First, your question is somewhat misleading:
The condition that you're asking for is equivalent to connectedness. In particular, a space $X$ is disconnected if there exist nonempty open sets $U$ and $V$ so that $X=U\cup V$ and $U\cap V=\emptyset$. Moreover, if $W$ is a nontrivial clopen set, then $W$ and $W^c$ are both open, $X=W\cup W^c$, and $W\cap W^c=\emptyset$. Therefore, they form a separation of $X$. Hence, by asking for a nontrivial clopen set, you are asking for a separation and using the definition of disconnected.

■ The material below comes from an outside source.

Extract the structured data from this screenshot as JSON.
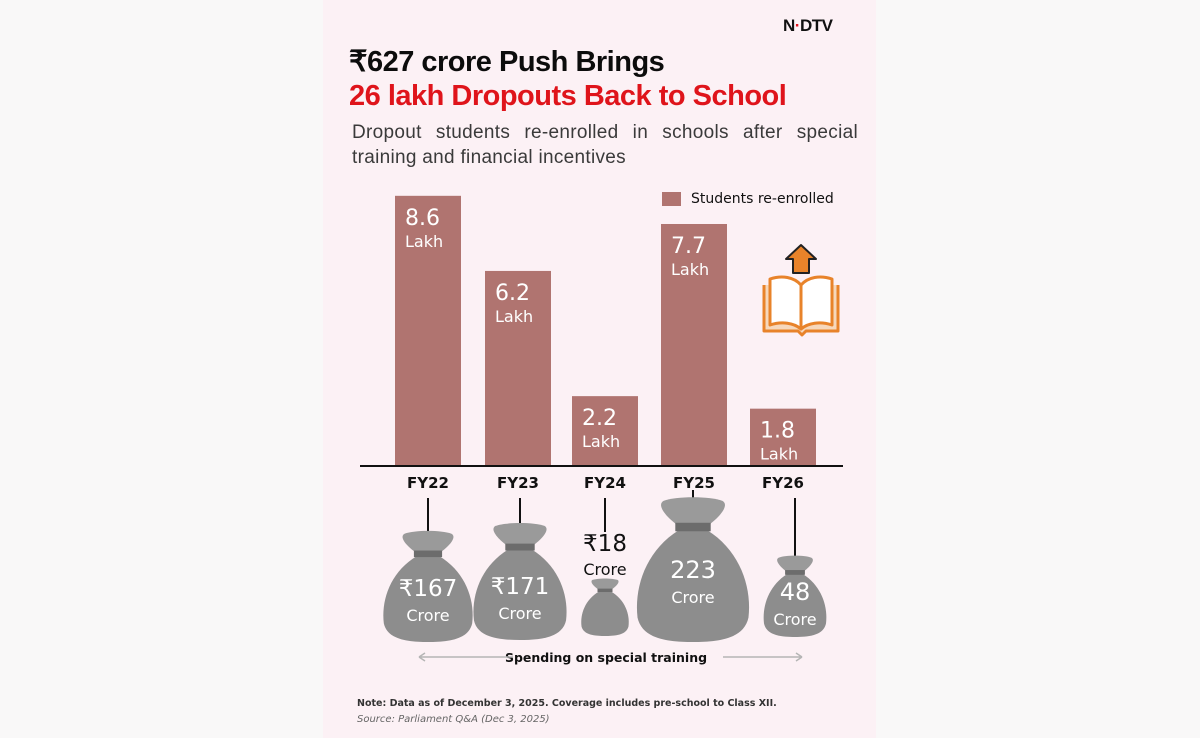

What I think that you are asking is to avoid the implication path connected implies connected. So, to prove that $\mathbb{R}^n$ is connected without going through path connected.
Suppose that $\mathbb{R}^n\setminus\{0\}$ has a nontrivial clopen set $X$. Then, since $\mathbb{R}^n\setminus\{0\}$ has the induced topology, there is an open set $U$ in $\mathbb{R}^n$ and a closed set $D$ in $\mathbb{R}^n$ so that $U\cap \mathbb{R}^n\setminus\{0\}=X$ and $D\cap\mathbb{R}^n\setminus\{0\}=X$. We note that $U$ and $D$ only differ by a single point $\{0\}$ since their intersection with $\mathbb{R}^n\setminus\{0\}$ is the same. Moreover, the two sets must differ because $\mathbb{R}^n$ is connected and has non nontrivial clopen sets.
Let $x\in X$ and let $y\not\in X$. By perturbing $x$ and $y$ slightly, we may assume that the line $\ell$ though $x$ and $y$ does not include $0$ (since $X$ is clopen, there are small neighborhoods around $x$ in $X$ and around $y$ in in $X^c$). Then the induced topology from $\mathbb{R}^n$ to $\ell$ produces the standard topology on $\ell\simeq\mathbb{R}$. We observe that $U\cap \ell=D\cap \ell$, since their only difference is at $0$. Since $x\in U\cap\ell$ and $y\not\in U\cap \ell$, this defines a nontrivial clopen set in $\mathbb{R}$, which contradicts the fact that $\mathbb{R}$ is connected.